By Hannah Lang and Susan Heavey
WASHINGTON (Reuters) -FTX founder Sam Bankman-Fried denied knowing that deposits were being used to pay its affiliated cryptocurrency trading firm Alameda Research, he told ABC News in an interview that aired on Thursday.
That interview occurred less than a day after Bankman-Fried appeared via video link at the New York Times’ DealBook Summit with Andrew Ross Sorkin, in which he said he “didn’t ever try to commit fraud,” and that he does not personally think he has any criminal liability for the firm’s collapse.
FTX filed for bankruptcy and Bankman-Fried stepped down as chief executive on Nov. 11, after traders pulled $6 billion from the platform in three days and rival exchange Binance abandoned a rescue deal.
The liquidity crunch at FTX came after Bankman-Fried secretly moved $10 billion of FTX customer funds to Alameda Research, Reuters reported, citing two people familiar with the matter.
Asked if he knew whether funds were being funneled to Alameda, FTX’s former chief executive officer told ABC: “I did not know that there is any improper use of customer funds.”
In an interview with New York magazine published on Thursday but conducted on Nov. 17, Bankman-Fried also blamed the massive losses at FTX on mislabeled internal accounts, claiming that Alameda’s effective position in a hard-to-see account “was billions of dollars bigger than it appeared to be.”
Bankman-Fried said Alameda had built up a substantial position on FTX and that as digital asset prices plummeted this year, Alameda became increasingly more leveraged to the point of no return earlier this month.
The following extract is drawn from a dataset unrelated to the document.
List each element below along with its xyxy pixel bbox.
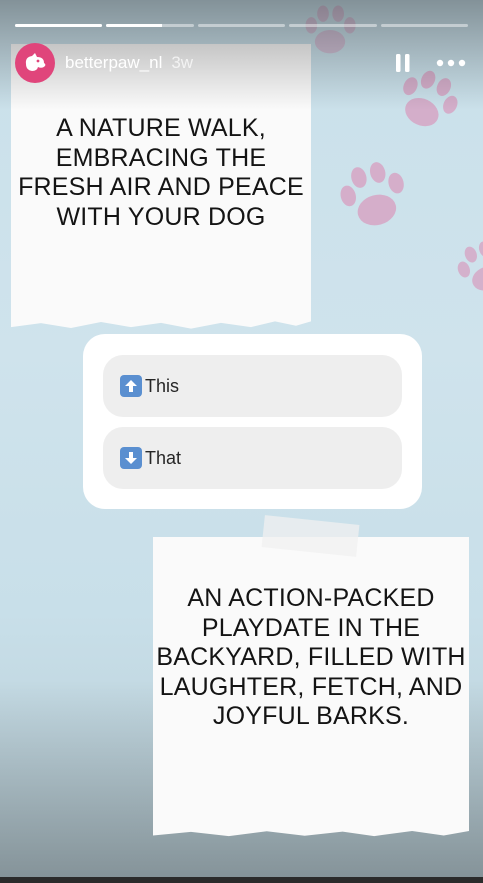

Four years after founding Alameda, Bankman-Fried stepped down as CEO of the company in October 2021, and ceded the role to Caroline Ellison and Sam Trabucco, who acted as co-CEOs until Trabucco departed the firm in August.
“These problems are problems which I believe happened over the last year or so. And I haven’t been running Alameda during that year. I was not deeply aware of what was going on,” Bankman-Fried told New York Magazine.
In a live Twitter Spaces event on Thursday, Bankman-Fried said he was “pressured very heavily” to include FTX’s U.S. subsidiary in bankruptcy proceedings, despite that, to his knowledge, FTX US was financially solvent.
He claimed he was given poor information by “people I no longer believe were acting in the interest of customers,” but declined to elaborate.